One-Trick Pony... with a Hammer?
The Merriam-Webster Online dictionary defines the term One-Trick Pony as "one that is skilled in only one area; also one that has success only once." In this posting we are concerned with leaders that are One-Trick Ponies in that they are only skilled in one area.
We have all been direct reports of people who never establish a relationship with their team but give orders and expect that they are followed. We have experienced others that build a team and are consensus driven. Both can be effective in the right organization and environment. Both can crash and burn if put into the wrong organization and wrong environment.
There have been plenty of executives that have only one style or one approach to management and are very successful. We believe that a leader can be more effective if the he or she has a few skills and styles and knows how to apply them when that style best fits the circumstances or situation at hand. This is called Situational Leadership and was developed in the 1970s by Paul Hersey, author of a book entitled Situational Leader, and Ken Blanchard, author of Management of Organizational Behavior.
Everyone has a dominant style of management and it pays to know what that is. We also have to know and be aware of the limitations of that dominant style and work to overcome these limitations that we most certainly will be faced with. We need to compensate by learning a new style that is more appropriate for these, well, situations. The new style must be learned. It has to be practiced in the real world until it becomes almost as natural the dominant style is. When we are able to master a secondary and, perhaps, a tertiary skill we will be better able to manage in the variety of situations we will most certainly face.
When we can accomplish this we will no longer be One-Trick Leaders.
This one trick concept has also applied to process improvement and problem solving for many years.
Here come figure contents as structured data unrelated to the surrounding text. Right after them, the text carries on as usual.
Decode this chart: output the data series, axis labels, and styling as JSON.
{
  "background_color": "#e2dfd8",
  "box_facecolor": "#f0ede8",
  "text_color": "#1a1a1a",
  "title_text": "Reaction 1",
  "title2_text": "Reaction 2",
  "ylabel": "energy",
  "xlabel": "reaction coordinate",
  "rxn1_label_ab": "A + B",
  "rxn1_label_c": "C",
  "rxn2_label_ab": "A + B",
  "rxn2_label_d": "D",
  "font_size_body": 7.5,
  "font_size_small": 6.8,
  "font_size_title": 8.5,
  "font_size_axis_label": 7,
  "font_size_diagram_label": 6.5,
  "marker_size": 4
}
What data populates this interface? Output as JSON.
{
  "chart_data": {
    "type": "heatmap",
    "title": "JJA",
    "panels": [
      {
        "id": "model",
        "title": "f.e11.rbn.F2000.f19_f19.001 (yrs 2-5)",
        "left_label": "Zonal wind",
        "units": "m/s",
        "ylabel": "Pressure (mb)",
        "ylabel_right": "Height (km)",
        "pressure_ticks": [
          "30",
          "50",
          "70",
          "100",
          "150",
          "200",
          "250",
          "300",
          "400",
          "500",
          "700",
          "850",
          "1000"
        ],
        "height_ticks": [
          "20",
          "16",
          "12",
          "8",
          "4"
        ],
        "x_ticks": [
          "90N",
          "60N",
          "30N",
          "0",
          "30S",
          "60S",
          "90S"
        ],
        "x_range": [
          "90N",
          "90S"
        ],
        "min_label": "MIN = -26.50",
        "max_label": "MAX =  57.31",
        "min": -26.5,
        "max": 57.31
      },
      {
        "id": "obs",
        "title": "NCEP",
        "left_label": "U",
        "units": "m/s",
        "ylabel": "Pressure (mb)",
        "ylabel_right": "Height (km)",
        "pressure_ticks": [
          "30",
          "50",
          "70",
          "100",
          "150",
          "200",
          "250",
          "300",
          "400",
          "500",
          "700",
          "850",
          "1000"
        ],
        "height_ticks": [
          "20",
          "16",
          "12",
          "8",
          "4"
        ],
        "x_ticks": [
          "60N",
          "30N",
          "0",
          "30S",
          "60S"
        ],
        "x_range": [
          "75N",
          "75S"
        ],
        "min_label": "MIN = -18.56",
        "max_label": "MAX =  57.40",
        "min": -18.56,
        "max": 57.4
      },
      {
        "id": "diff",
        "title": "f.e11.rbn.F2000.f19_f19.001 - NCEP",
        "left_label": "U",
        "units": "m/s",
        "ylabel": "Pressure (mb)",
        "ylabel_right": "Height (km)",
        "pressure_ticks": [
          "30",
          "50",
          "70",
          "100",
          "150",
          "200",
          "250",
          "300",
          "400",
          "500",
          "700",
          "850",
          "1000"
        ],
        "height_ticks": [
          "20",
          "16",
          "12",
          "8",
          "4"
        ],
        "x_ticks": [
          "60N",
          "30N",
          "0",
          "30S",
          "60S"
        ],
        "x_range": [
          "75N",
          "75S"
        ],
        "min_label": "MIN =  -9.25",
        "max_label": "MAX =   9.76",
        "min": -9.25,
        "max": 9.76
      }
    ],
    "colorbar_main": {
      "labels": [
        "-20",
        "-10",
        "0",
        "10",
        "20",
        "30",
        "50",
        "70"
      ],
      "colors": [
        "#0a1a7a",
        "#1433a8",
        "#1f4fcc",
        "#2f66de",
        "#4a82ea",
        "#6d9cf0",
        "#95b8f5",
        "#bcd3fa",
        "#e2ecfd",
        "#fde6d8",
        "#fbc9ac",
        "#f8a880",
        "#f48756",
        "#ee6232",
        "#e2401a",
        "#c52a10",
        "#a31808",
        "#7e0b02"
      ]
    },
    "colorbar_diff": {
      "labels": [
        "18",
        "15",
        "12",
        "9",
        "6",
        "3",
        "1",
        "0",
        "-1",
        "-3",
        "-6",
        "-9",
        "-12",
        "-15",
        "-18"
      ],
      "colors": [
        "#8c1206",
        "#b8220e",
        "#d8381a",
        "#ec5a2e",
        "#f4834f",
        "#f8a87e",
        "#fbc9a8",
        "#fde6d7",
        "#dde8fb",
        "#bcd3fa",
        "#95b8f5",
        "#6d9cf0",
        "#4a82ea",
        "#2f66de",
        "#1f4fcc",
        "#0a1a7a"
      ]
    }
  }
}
One must have a variety of tools the tool boxes. We needs tools for exploring, defining and refining the issues, finding root causes, determining solutions, selecting the solutions, implementing the solutions, and controlling the process to maintain the gains. We need tools for collecting, sorting, and prioritizing the needs and wants of the customers. We have to be able to flow chart the process both the AS-IS and TO-BE. We need to be able to define key points to measure either products or process and have the tools to then get easy, accurate, and repeatable measures to verify improvements and maintain them.
One cannot have just one tool in the tool box. One cannot have just one arrow in the quiver. We used to have a saying in the early days of quality in the automotive industry when the less enlightened were trying to apply either Statistical Process Control or Taguchi Methods to any and every possible situation:
If the only tool you have is a hammer, then every problem looks like a nail.